IKF: Am IKF unterrichten Sie zurzeit im Modul „Transkulturelle Sozialisation. Psychoanalytische Erklärungen für Fremdenfeindlichkeit und Rassismus“ innerhalb des CAS Interkulturelle Kommunikation und Transkulturelle Kompetenzen. Was bedeutet das Fremde für Sie?
Mario Erdheim: Aufbauend auf diesem Zusammenhang zwischen der Psychoanalyse und der Ethnologie, dem Unbewussten in der Feldforschung, habe ich mich mit dem Konzept des Fremden, das sowohl Angst als auch Faszination auslösen kann, ethnologisch sowie psychoanalytisch auseinandergesetzt. Da in der psychologischen Forschung stets auf den Angstfaktor des Fremden fokussiert wurde und der Rolle der Faszination, die das Fremde auslösen kann, nur wenig Beachtung geschenkt wurde, habe ich mich auf Letzteres konzentriert. Ich habe versucht, das Faszinierende und damit auch die Wichtigkeit des Fremden in die Psychoanalyse zu bringen.

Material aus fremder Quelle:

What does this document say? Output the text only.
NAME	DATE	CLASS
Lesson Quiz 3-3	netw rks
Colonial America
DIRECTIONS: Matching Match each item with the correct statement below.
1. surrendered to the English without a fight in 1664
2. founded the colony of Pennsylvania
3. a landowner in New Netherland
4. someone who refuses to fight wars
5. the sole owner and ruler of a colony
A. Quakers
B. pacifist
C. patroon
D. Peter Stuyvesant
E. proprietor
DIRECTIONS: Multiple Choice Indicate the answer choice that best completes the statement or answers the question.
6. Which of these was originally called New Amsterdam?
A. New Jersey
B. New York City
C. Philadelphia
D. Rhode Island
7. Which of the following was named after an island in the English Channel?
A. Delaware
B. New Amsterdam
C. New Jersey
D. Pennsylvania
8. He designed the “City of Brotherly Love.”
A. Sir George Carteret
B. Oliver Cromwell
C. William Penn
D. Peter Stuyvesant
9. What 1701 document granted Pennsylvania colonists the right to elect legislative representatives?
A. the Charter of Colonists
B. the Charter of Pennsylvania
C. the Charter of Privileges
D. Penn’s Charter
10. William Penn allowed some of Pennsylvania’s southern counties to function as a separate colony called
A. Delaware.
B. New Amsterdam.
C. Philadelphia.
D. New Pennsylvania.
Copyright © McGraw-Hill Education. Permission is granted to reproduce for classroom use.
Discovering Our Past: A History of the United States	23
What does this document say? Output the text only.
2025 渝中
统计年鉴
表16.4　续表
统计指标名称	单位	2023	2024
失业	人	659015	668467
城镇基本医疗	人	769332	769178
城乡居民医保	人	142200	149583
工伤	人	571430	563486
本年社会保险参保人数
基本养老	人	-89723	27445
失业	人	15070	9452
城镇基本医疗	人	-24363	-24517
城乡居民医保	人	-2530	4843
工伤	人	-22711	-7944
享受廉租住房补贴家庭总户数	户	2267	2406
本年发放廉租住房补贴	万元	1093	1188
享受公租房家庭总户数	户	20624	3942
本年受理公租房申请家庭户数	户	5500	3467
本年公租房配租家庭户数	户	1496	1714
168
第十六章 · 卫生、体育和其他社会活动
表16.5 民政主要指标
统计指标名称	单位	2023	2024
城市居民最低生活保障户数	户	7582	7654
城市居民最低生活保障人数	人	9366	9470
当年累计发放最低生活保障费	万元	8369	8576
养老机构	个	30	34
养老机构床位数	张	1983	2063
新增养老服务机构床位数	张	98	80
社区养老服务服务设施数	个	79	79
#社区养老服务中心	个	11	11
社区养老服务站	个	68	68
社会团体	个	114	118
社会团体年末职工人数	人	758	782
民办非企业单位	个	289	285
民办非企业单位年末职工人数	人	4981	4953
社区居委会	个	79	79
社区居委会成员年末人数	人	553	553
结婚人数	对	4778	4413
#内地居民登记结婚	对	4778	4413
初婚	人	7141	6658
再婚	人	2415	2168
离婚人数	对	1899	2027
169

IKF: In Ecuador aufgewachsen, Feldforschung in Mexico betrieben, in Zürich und in Wien gelebt - haben Sie selber auch schon einmal das Gefühl von Fremdheit erfahren?
Mario Erdheim: Aber natürlich! In Ecuador wuchs ich in einem Migrantenmilieu auf - in der Schule habe ich mich immer fremd gefühlt. In der Schweiz wiederum fühlte ich mich als „Ecuatorianer“ fremd. Ich habe schon von früh auch am eigenen Leibe erlebt, dass es kulturelle Unterschiede tatsächlich gibt, sie nicht nur einfach ein Diskurs sind, wie dies eine Zeit lang behauptet wurde. Diese teilweise auch beunruhigenden Erfahrungen vom Fremdheitsgefühl prägen einen Menschen. Daraus braut man sich schlussendlich auch seine eigene Kulturtheorie zusammen.
IKF: Ebenfalls bekannt sind Sie für Ihren Ansatz der Zerstörung der Feldforschungserlebnissen durch die akademischen Diskurse. Was meinen Sie damit?
Mario Erdheim: Der Ethnologe, der in eine fremde Kultur kommt und eine Zeit lang mit den Menschen dort zusammenlebt, macht seine guten und schlechten Erfahrungen, die die Basis für seine Beschreibungen der fremden Kultur bilden. Wenn er nun in seine Heimat zurückkommt und sich an der Universität an die Arbeit macht, macht er eine seltsame Erfahrung: Seine Kollegen sind gar nicht interessiert an dem Neuen, was er erfahren hat, die wollen ihr Leben hier ungestört weiterführen. Was man von ihm an der Universität, an der „Akademie“ erwartet, ist, dass er seine Forschungen mit dem bisherigen Wissen abgleicht. Der Forscher muss also seine Erfahrungen in der Fremde gleichsam übersetzen, um sie vergleichbar zu machen. Bei dieser Übersetzung geht aber genau das verloren, was das Eigentliche an der Arbeit war, das Subjektive, Lebendige.
IKF: Deshalb plädieren Sie für die ethnopsychoanalytische Methode.
Mario Erdheim: Genau. Mit der ethnopsychoanalytischen Methode weiss man im Voraus nicht, wohin die Reise führt. Man ist bezüglich der Hypothesen flexibel, reist ins Feld und reflektiert vor Ort, wo die Probleme sind. Diese Reflexivität vor Ort in den Forschungsprozess einzubetten empfinde ich als essentiell für die Zukunft der Ethnologie.